Sunday, October 13, 2013

the right of precedence



The Broad Arrow starts with the same kind of "Oh!" that she uses in the poems; the first word is "Oh!" -- "Oh! let the merry bells ring round" -- summoning your attention, she tells you look, see, listen to "the clank of the felon's chain," pay attention to these ideas that she will propose -- "Does not the sight of the plumed hearse fill the breast with solemnity? ... Do not the voice of laughter and the song of thoughtlessness involuntarily cease, or drop to softer tones, when the toll of the death-bell meets the ear?" The speech is melodrama. Everybody is so anguished they're posing. "Ay! he will break some other heart when mine is sinking far away," bursts forth Maida, rattling her irons in a cell. "He never loved me!" ("Bursts forth," Leakey wrote, once upon a time.

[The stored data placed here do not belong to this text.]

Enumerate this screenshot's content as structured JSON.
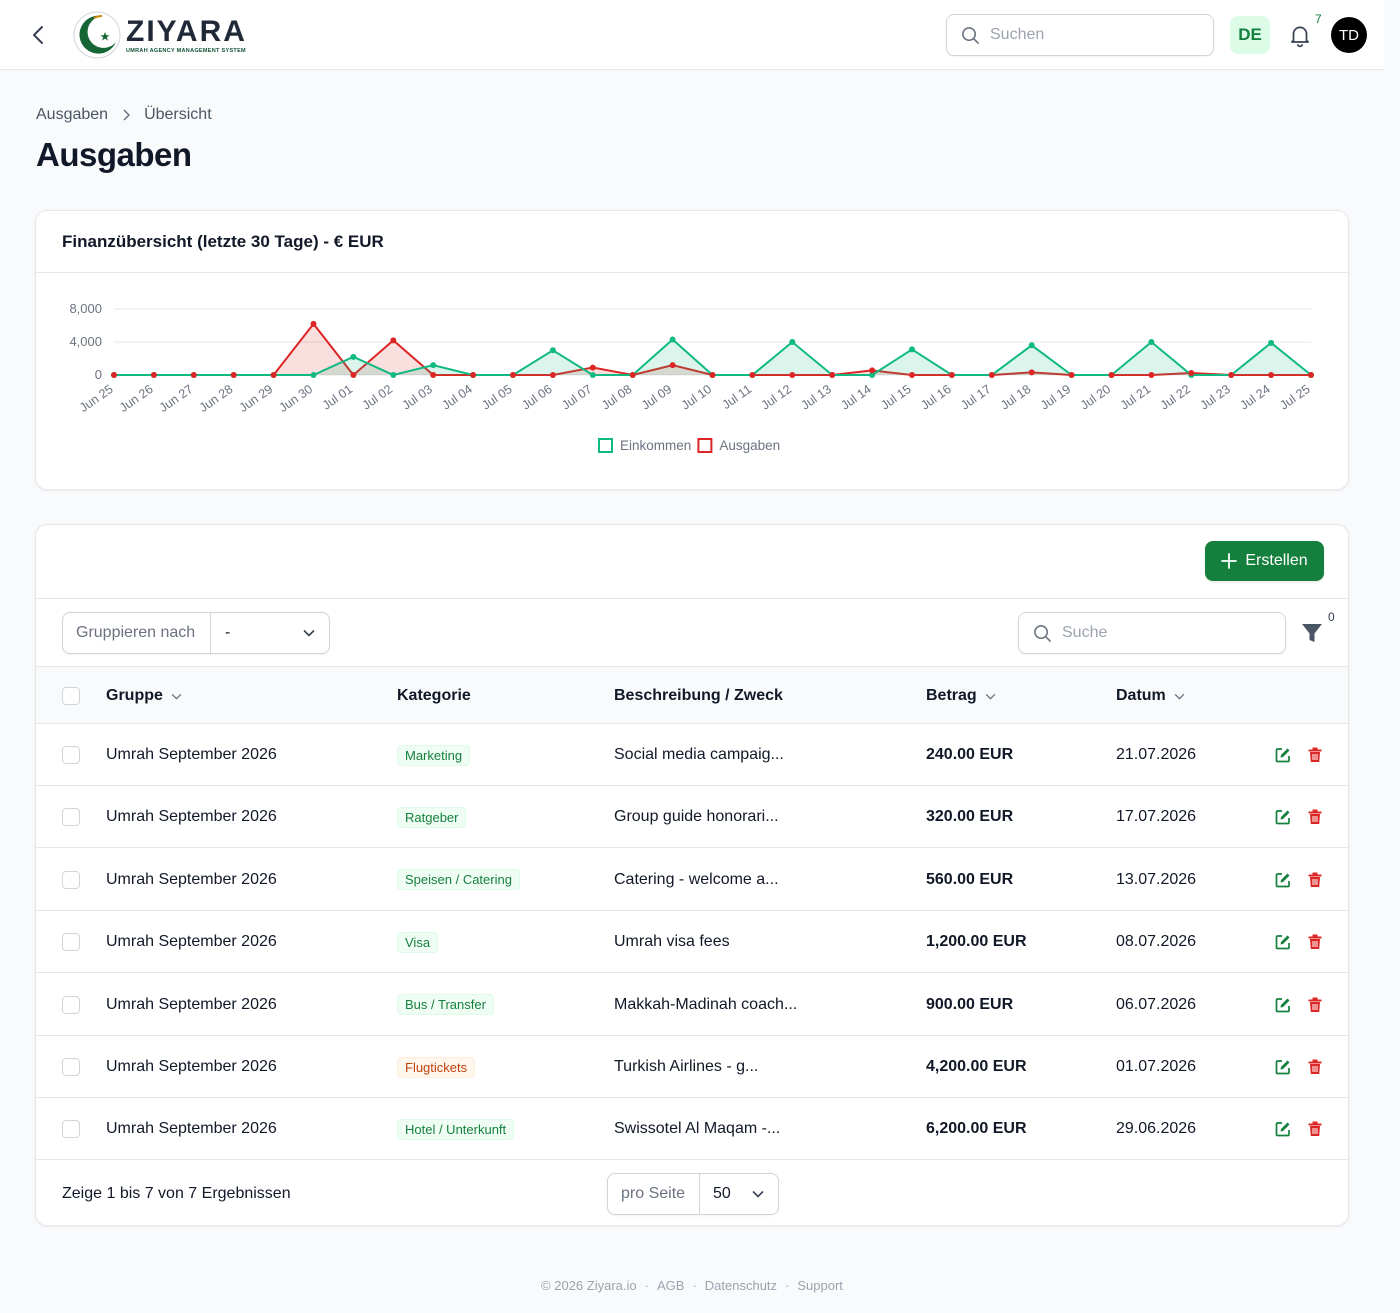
{
  "header": {
    "logo_name": "ZIYARA",
    "logo_tagline": "UMRAH AGENCY MANAGEMENT SYSTEM",
    "search_placeholder": "Suchen",
    "language": "DE",
    "notification_count": "7",
    "avatar_initials": "TD"
  },
  "breadcrumb": {
    "items": [
      "Ausgaben",
      "Übersicht"
    ]
  },
  "page_title": "Ausgaben",
  "chart_card_title": "Finanzübersicht (letzte 30 Tage) - € EUR",
  "chart_data": {
    "type": "area",
    "title": "Finanzübersicht (letzte 30 Tage) - € EUR",
    "categories": [
      "Jun 25",
      "Jun 26",
      "Jun 27",
      "Jun 28",
      "Jun 29",
      "Jun 30",
      "Jul 01",
      "Jul 02",
      "Jul 03",
      "Jul 04",
      "Jul 05",
      "Jul 06",
      "Jul 07",
      "Jul 08",
      "Jul 09",
      "Jul 10",
      "Jul 11",
      "Jul 12",
      "Jul 13",
      "Jul 14",
      "Jul 15",
      "Jul 16",
      "Jul 17",
      "Jul 18",
      "Jul 19",
      "Jul 20",
      "Jul 21",
      "Jul 22",
      "Jul 23",
      "Jul 24",
      "Jul 25"
    ],
    "y_ticks": [
      "8,000",
      "4,000",
      "0"
    ],
    "ylim": [
      0,
      8000
    ],
    "grid": true,
    "legend_position": "bottom-center",
    "series": [
      {
        "name": "Einkommen",
        "color": "#10b981",
        "values": [
          0,
          0,
          0,
          0,
          0,
          0,
          2200,
          0,
          1200,
          0,
          0,
          3000,
          0,
          0,
          4300,
          0,
          0,
          4000,
          0,
          0,
          3100,
          0,
          0,
          3600,
          0,
          0,
          4000,
          0,
          0,
          3900,
          0
        ]
      },
      {
        "name": "Ausgaben",
        "color": "#dc2626",
        "values": [
          0,
          0,
          0,
          0,
          0,
          6200,
          0,
          4200,
          0,
          0,
          0,
          0,
          900,
          0,
          1200,
          0,
          0,
          0,
          0,
          560,
          0,
          0,
          0,
          320,
          0,
          0,
          0,
          240,
          0,
          0,
          0
        ]
      }
    ]
  },
  "table": {
    "create_label": "Erstellen",
    "group_by_label": "Gruppieren nach",
    "group_by_value": "-",
    "search_placeholder": "Suche",
    "filter_count": "0",
    "columns": {
      "group": "Gruppe",
      "category": "Kategorie",
      "description": "Beschreibung / Zweck",
      "amount": "Betrag",
      "date": "Datum"
    },
    "rows": [
      {
        "group": "Umrah September 2026",
        "category": "Marketing",
        "description": "Social media campaig...",
        "amount": "240.00 EUR",
        "date": "21.07.2026"
      },
      {
        "group": "Umrah September 2026",
        "category": "Ratgeber",
        "description": "Group guide honorari...",
        "amount": "320.00 EUR",
        "date": "17.07.2026"
      },
      {
        "group": "Umrah September 2026",
        "category": "Speisen / Catering",
        "description": "Catering - welcome a...",
        "amount": "560.00 EUR",
        "date": "13.07.2026"
      },
      {
        "group": "Umrah September 2026",
        "category": "Visa",
        "description": "Umrah visa fees",
        "amount": "1,200.00 EUR",
        "date": "08.07.2026"
      },
      {
        "group": "Umrah September 2026",
        "category": "Bus / Transfer",
        "description": "Makkah-Madinah coach...",
        "amount": "900.00 EUR",
        "date": "06.07.2026"
      },
      {
        "group": "Umrah September 2026",
        "category": "Flugtickets",
        "description": "Turkish Airlines - g...",
        "amount": "4,200.00 EUR",
        "date": "01.07.2026"
      },
      {
        "group": "Umrah September 2026",
        "category": "Hotel / Unterkunft",
        "description": "Swissotel Al Maqam -...",
        "amount": "6,200.00 EUR",
        "date": "29.06.2026"
      }
    ],
    "footer_text": "Zeige 1 bis 7 von 7 Ergebnissen",
    "per_page_label": "pro Seite",
    "per_page_value": "50"
  },
  "footer": {
    "copyright": "© 2026 Ziyara.io",
    "links": [
      "AGB",
      "Datenschutz",
      "Support"
    ]
  },
  "colors": {
    "brand_green": "#15803d",
    "income": "#10b981",
    "expense": "#dc2626",
    "delete": "#dc2626",
    "category_orange": "#c2410c"
  },
  "icons": {
    "back": "chevron-left-icon",
    "search": "search-icon",
    "bell": "bell-icon",
    "plus": "plus-icon",
    "filter": "funnel-icon",
    "edit": "edit-icon",
    "delete": "trash-icon",
    "sort": "chevron-down-icon"
  }
}
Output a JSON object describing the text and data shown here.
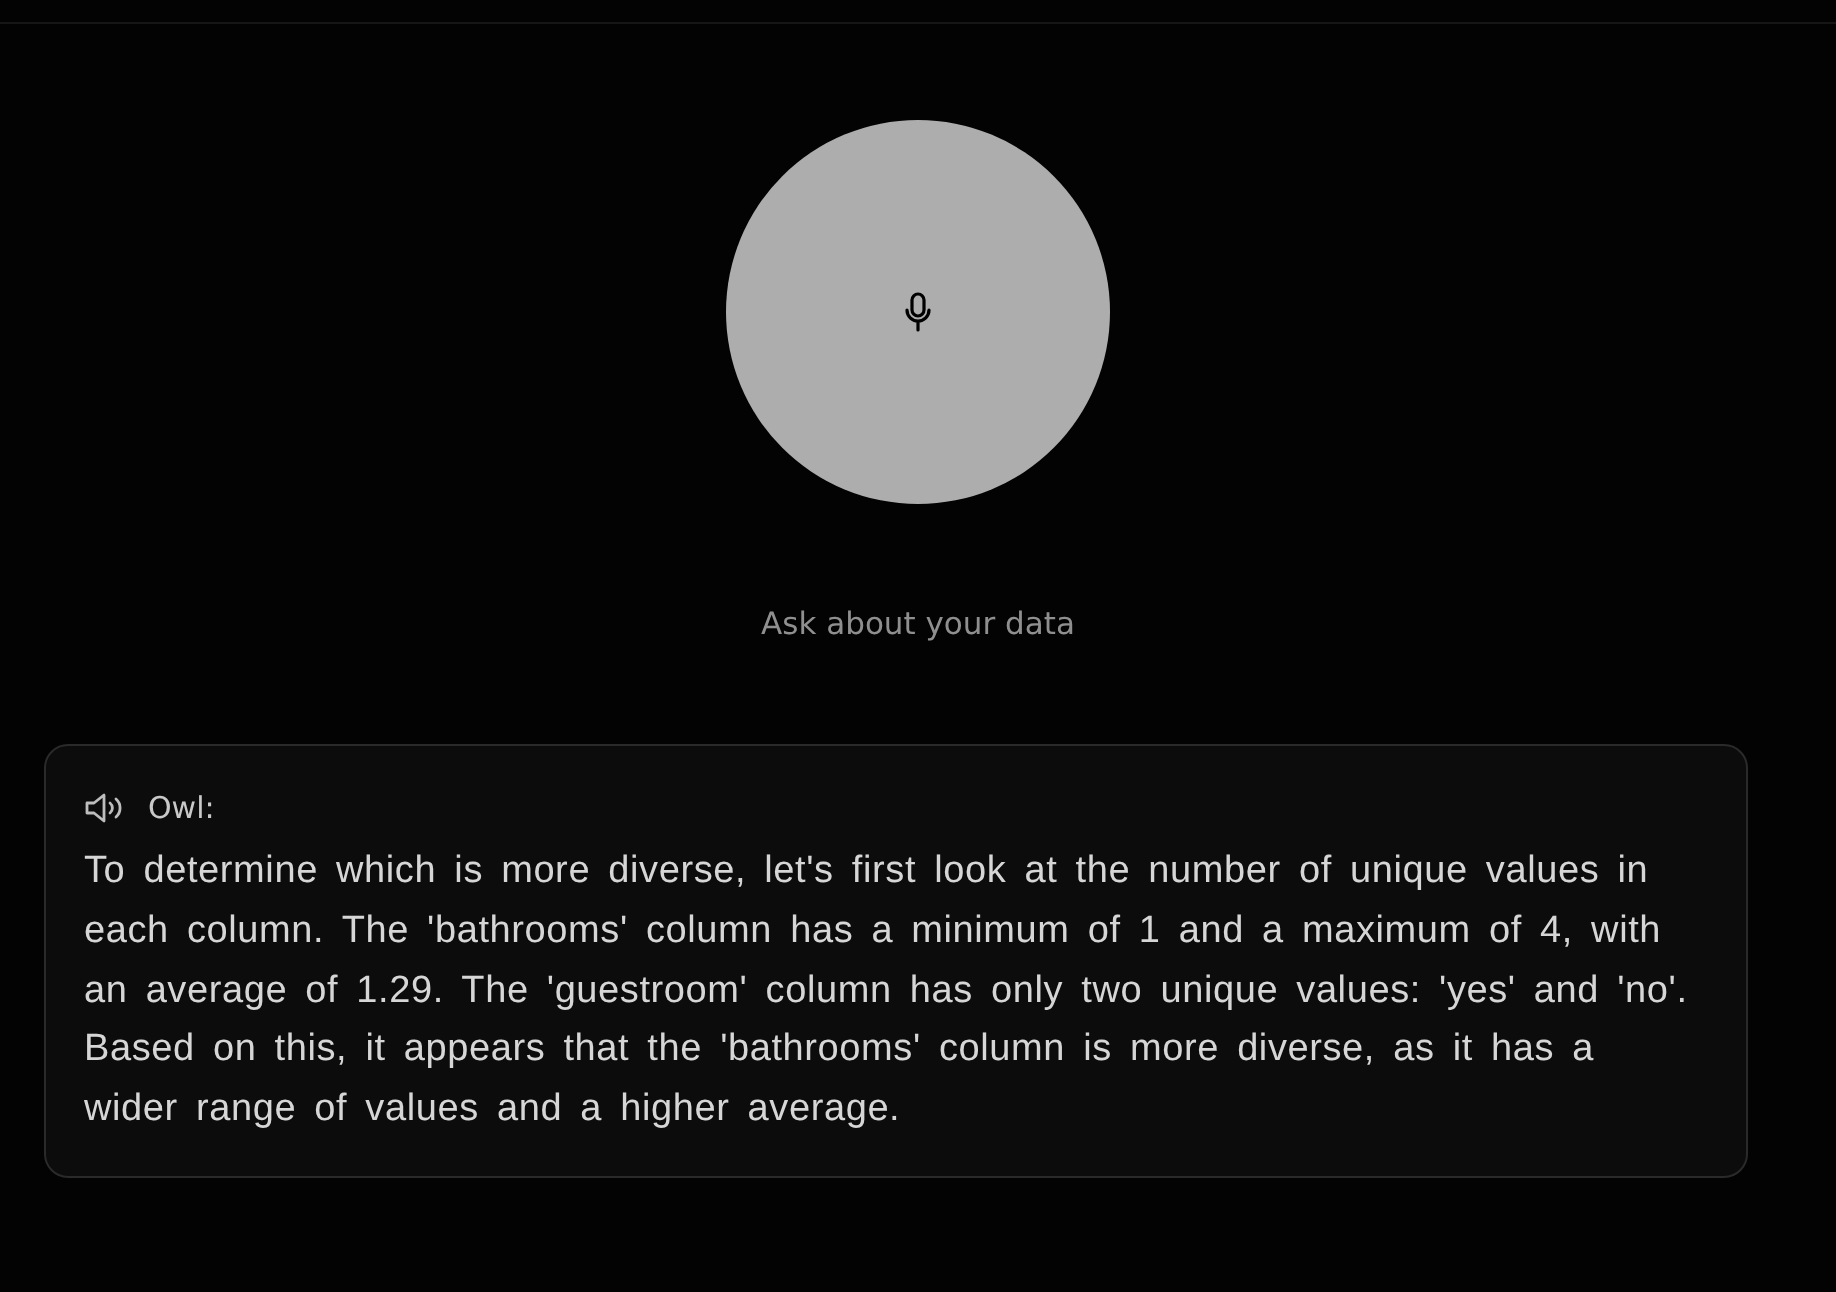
{
  "prompt": "Ask about your data",
  "message": {
    "speaker": "Owl:",
    "text": "To determine which is more diverse, let's first look at the number of unique values in each column. The 'bathrooms' column has a minimum of 1 and a maximum of 4, with an average of 1.29. The 'guestroom' column has only two unique values: 'yes' and 'no'. Based on this, it appears that the 'bathrooms' column is more diverse, as it has a wider range of values and a higher average."
  }
}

Little image of a pen shitting like a horse as it passes by.)

Maida receives her sentence and goes away on her convict ship. Then the author sends a family of not-prisoners to Tasmania. They are attached to the prison ministry in Hobart. Like magic the Oh-language dissipates. She still likes to address the audience sometimes, but the moans have become passé. "Does not the sight -- Do not the voice --" she doesn't want to shotgun you with those phrases any more. The impulse has left. She slows down, she makes a survey, and if she was thinking of stage performances for the first part of her story then she might be recalling an actual memory now; a young woman like herself arrives in Tasmania naively: the purpose of the writing changes, it still presents you with cruelties and inequalities and innocent people bullied, but it goes into the social nuances among the convicts.

In leaving the room Tammy punctiliously observed the right of precedence. With a circular jerk of her elbow she edged Diprose back and herself forward: it was not to be thought of, that a new expiree should walk before her, who was almost due for her ticket.


Tammy and Diprose are incidental characters; the point is not them, it's the noting of the nuance. The author is making fun of them but the comedy is the vehicle for the nuance. And the tone of the paragraph is modified as it goes, starting with the tongue-in-cheek over-explaining voice, "punctiliously observed ..." (she wants you to credit her with a sense of humour) and getting into the language of the convicts themselves: watch yourself mate, I'm due for me ticket -- going there through that moment of formal humour, which you could see as a softening agent -- humour loosening the grip of the literary language and making a loophole through which the slang could enter.

"Due" is the giveaway: it is a very subtle change of language into greed and expectation, and it is the language people still use: I'm due for a beer, I'm due for a smoke, there are still voices saying those words though voices do not say "punctiliously observed," or not often, not where I can hear them.